The road from Ligonier to Fort Wayne and beyond may have been long for Jeff Rains, but it’s been one without significant detours. At 27, Rains has been around long enough to watch as other local bands took their turns on the big stage only be stomped on and discarded by the cruel realities of big stage record labels. The trajectory those bands followed was one controlled by the suits at the top: a band signs with a major label, gets money fronted to make a record, gets little or no support from the label to promote the record, then gets dropped if a single fails to take off.

“I went through such a learning process about this whole thing,” Rains said. “It’s good and bad that it took so long to learn so much about the business. But I run it how I want it to be run. I’m not in it for the money. But there’s no easy way, unless you’re Nickelback. You can’t spend $100,000 on a record and not expect to get your money back.”

  The music bug bit Jeff Rains in 1994, when the concert 25th anniversary of Woodstock grabbed his attention.

  “It was the Green Day mud fight,” he said. “My brother (Rains drummer Joe Schultz) and I decided we wanted to play music. He wanted a guitar and I wanted drum kit. Our grandpa bought them for us. But after a while we decided we were terrible so we switched.”

From Woodstock Rains started getting into the Seattle-bred bands. In high school his dad agreed to buy him an electric guitar with one condition.

  “He told me I had to learn a new song every week. He had a list of these songs by bands from the 1970s – Led Zeppelin, Tom Petty, the Eagles, stuff like that. I didn’t care about those bands. I didn’t know it at the time but it gave me a good background in music. I just wanted to play Korn and Tool.”

  Rains formed his band when he was 15. The name “Rains” has stuck. For the first eight years Rains was basically a solo act with a revolving cast of players called in as needed. His first show at Piere’s was as the opener for Crossfade.

  “I didn’t want to be considered a local band,” he said. “In my head the less we played the more people were going to want us to play. We played Piere’s about five years ago, then started touring on a national level, the whole van and trailer thing.”

Rains said he didn’t like being away from his family, but in order to have a career he had to travel. The travel and time away from their families forced his brother to rethink his options and bow out.

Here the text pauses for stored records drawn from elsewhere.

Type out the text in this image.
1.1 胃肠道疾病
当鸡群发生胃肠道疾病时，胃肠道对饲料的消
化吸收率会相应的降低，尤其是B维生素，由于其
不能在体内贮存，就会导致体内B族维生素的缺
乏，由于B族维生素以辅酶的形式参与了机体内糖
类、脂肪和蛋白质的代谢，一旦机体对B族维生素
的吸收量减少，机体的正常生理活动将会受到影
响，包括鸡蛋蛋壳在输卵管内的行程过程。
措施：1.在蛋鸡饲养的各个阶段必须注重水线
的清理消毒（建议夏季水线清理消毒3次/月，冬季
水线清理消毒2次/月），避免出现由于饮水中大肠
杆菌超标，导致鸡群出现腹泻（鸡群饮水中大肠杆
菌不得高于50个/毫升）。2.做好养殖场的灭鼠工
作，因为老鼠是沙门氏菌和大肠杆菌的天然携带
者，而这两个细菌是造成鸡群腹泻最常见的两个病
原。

His former bass player, Evans Blue bassist Joe Pitter, quit at the same time. As it happened, the chance to tour with Five Finger Death Punch came just days after his rhythm section left.

“Everything just got so bad,” he said. “I was thinking this can’t be what music is supposed to be like. We decided to give it one more try. I called Matt Hopkins, who played bass with Sirface, and he got a drummer (Andy Ryan) and so we were able to do the tour. There were a lot of points along the way where we wondered if we were doing it the right way. Everything just turns around very quickly. I never would have believed it.”

After the tour Rains’s brother Schultz rejoined the group. Guitarist Jason Anderson rounds out the band.

Flexibility and a loyal fan base, as well as having roots in northeast Indiana, have been keys to Rains’ success. Through the website Rains is relying on that fan base to help fund their next project. It’s a move that could only happen through a strong relationship between band and fan. Had he signed to a major label, as nearly happened a few years back, such a relationship would never exist. The project reaffirms Rains’ commitment to independence.

  “I think I’d get really bored if I just had the music,” Rains said. “The business side occupies my brain in a different way. I’m not necessarily a control freak but after 12 years I want things going a certain way. I have to run it like a major record label while not being a major record label. And being from Indiana, we learned hard work and how to be humble. I didn’t realize how big of a deal that is. On the Share the Welt tour the other bands would say, ‘What’s your problem? You’re the nicest band on the tour.’ And we’d say, ‘We’re from Indiana.’ Indiana is just one of those places. When I started touring I had a chance to see how people have to live. Coming back to Fort Wayne I see that it is a fantastic city. I’ve got a good feeling about Fort Wayne.”